BRASIL NO RENUEVA SU ACUERDO CON EL FMI, PERO LO ELOGIAN EE.UU. Y EL PROPIO FONDO
Tal como se había anticipado en setiembre pasado durante la visita de Rodrigo Rato a Brasilia, el gobierno de Lula anunció su decisión de no renovar el acuerdo alcanzado en 2002 y extendido un año más tarde con el Fondo Monetario Internacional (FMI).
La decisión de Brasilia fue elogiada por el propio director gerente del Fondo Monetario Internacional (FMI), Rodrigo Rato, y el titular del Tesoro de EE.UU., John Snow. El FMI “apoya totalmente” la decisión de las autoridades de Brasil de no firmar un nuevo acuerdo, dijo el jefe del organismo de crédito. Y agregó que la decisión de no firmar un programa no implica que se interrumpa la relación entre Brasil y el Fondo.
“En vista del sólido marco macroeconómico e institucional vigente, el compromiso del gobierno de avanzar en más reformas, y la posición en la balanza de pagos mucho más sólida que lo que había sido anticipado antes, las autoridades de Brasil han decidido no solicitar apoyo al Fondo para un nuevo acuerdo. El staff y la gerencia del FMI apoyan totalmente la decisión de las autoridades”, dijo Rato.
A su vez, el secretario del Tesoro de EE.UU., John Snow, dijo que la decisión de Brasil de no renovar su acuerdo con el FMI es una “noticia estupenda” y un “sello” de su éxito económico. “Esta decisión refleja el vigor de la economía de Brasil y de su política económica”, dijo Snow en un comunicado, en el que expresó su “agradado” por el anuncio del Ministerio de Hacienda brasileño.
“Es una noticia estupenda, un sello de los logros financieros del país, y el crédito de este éxito hay que dárselo al presidente Lula”, añadió. “Bajo su liderazgo, la buena política macroeconómica de Brasil redujo la inflación, la deuda del país y colocó los cimientos de un crecimiento económico sólido tras la crisis financiera de 2002”, dijo el funcionario estadounidense. “Las buenas noticias de hoy muestran que se pueden lograr buenos resultados cuando se aplican y se siguen buenas políticas”, recalcó.
Cuando Lula asumió como presidente, anunció una prórroga del acuerdo, por el que recibió críticas, pero que le dio al país acceso a créditos por más de 42.000 millones de dólares, de los cuales sólo fueron utilizados 26.400 millones de dólares.

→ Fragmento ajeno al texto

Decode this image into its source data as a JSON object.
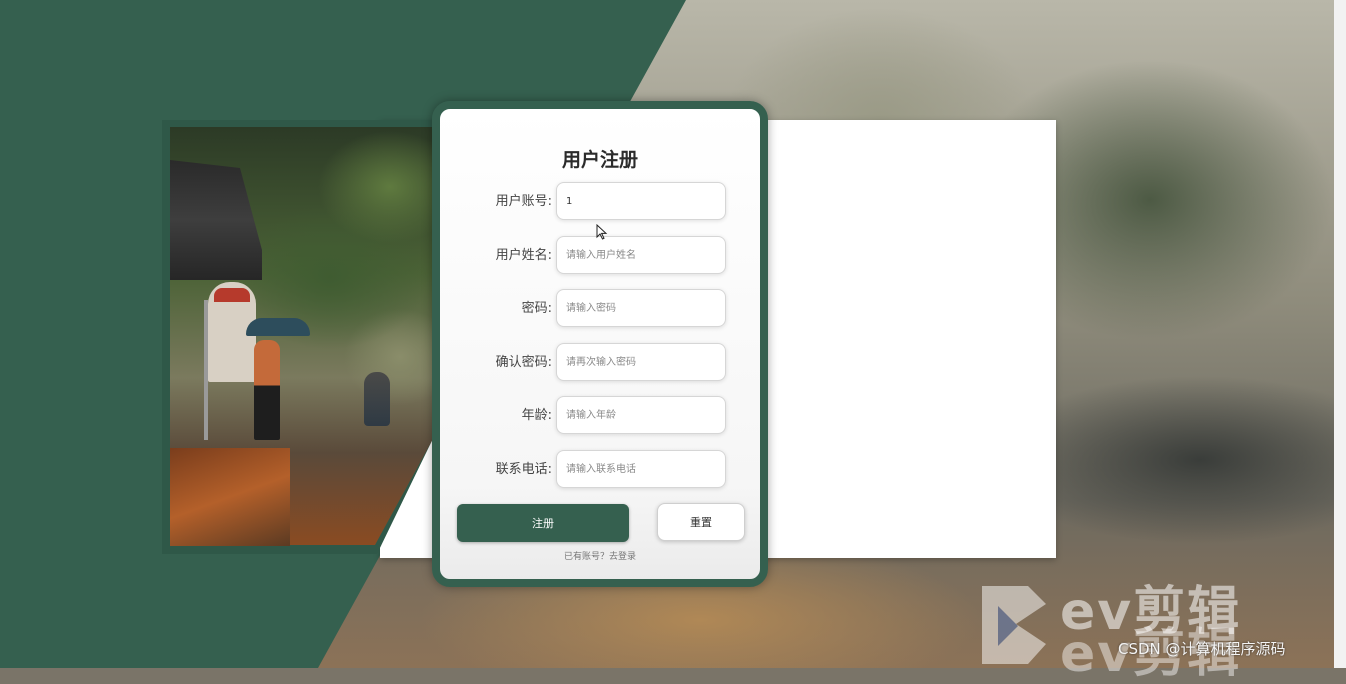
{
  "form": {
    "title": "用户注册",
    "fields": [
      {
        "label": "用户账号:",
        "value": "1",
        "placeholder": ""
      },
      {
        "label": "用户姓名:",
        "value": "",
        "placeholder": "请输入用户姓名"
      },
      {
        "label": "密码:",
        "value": "",
        "placeholder": "请输入密码"
      },
      {
        "label": "确认密码:",
        "value": "",
        "placeholder": "请再次输入密码"
      },
      {
        "label": "年龄:",
        "value": "",
        "placeholder": "请输入年龄"
      },
      {
        "label": "联系电话:",
        "value": "",
        "placeholder": "请输入联系电话"
      }
    ],
    "submit_label": "注册",
    "reset_label": "重置",
    "login_link": "已有账号？去登录"
  },
  "watermark": {
    "brand": "ev剪辑",
    "credit": "CSDN @计算机程序源码"
  },
  "colors": {
    "theme_green": "#35604f",
    "card_bg": "#ffffff"
  },
  "icons": {
    "cursor": "mouse-pointer-icon",
    "logo": "ev-logo-icon"
  }
}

El actual acuerdo con el FMI había fijado como principal meta la obtención de un superávit primario del 4,25 por ciento del Producto Bruto Interno (PBI). Sin embargo, el gobierno de Lula optó, en forma voluntaria, por elevar esa meta a un 4,5 por ciento del PBI, como forma de reducir el peso de la deuda pública, que llegó a ser casi del 60 por ciento del PIB, y actualmente está en torno al 51,3 por ciento del PBI.
Tras la crisis cambiaria que castigó a Brasil antes de las elecciones presidenciales de 2002, el gobierno de Lula puso en marcha un drástico programa de ajuste fiscal, que logró restablecer la economía e impulsar el crecimiento económico del 5,2 por ciento registrado en 2004, el más alto en 11 años. Además, el gobierno logró reducir el peso de la deuda pública en relación al PBI y estimular los flujos de inversión privada en la economía, que aumentaron en el 11 por ciento el año pasado, con respecto a 2003.
La decisión del gobierno brasileño contrasta con la opinión de la mayoría de los analistas del mercado financiero. “Es el seguro más barato, en especial en un contexto de menor liquidez internacional. Es cierto que el balance de pagos está muy bien, pero creo que al gobierno no le conviene abandonar ahora al Fondo para tener que volver a principios de 2006, en un año electoral, por la volatilidad internacional”, opinó Marcelo Salomón, economista jefe de Unibanco.
Para Octavio de Barros, economista jefe del banco Bradesco, “los números de la economía brasileña son muy buenos, pero el escenario global es nebuloso. Mantener el acuerdo sería la opción de menor riesgo”.
El Fondo había anunciado la semana pasada la aprobación del décimo y último tramo del préstamo. Y aunque elogiaba “los impresionantes éxitos económicos de Brasil en los dos últimos años”, advertía que la economía brasileña sigue siendo “sensible a las condiciones financieras globales debido a que su deuda pública continúa alta”.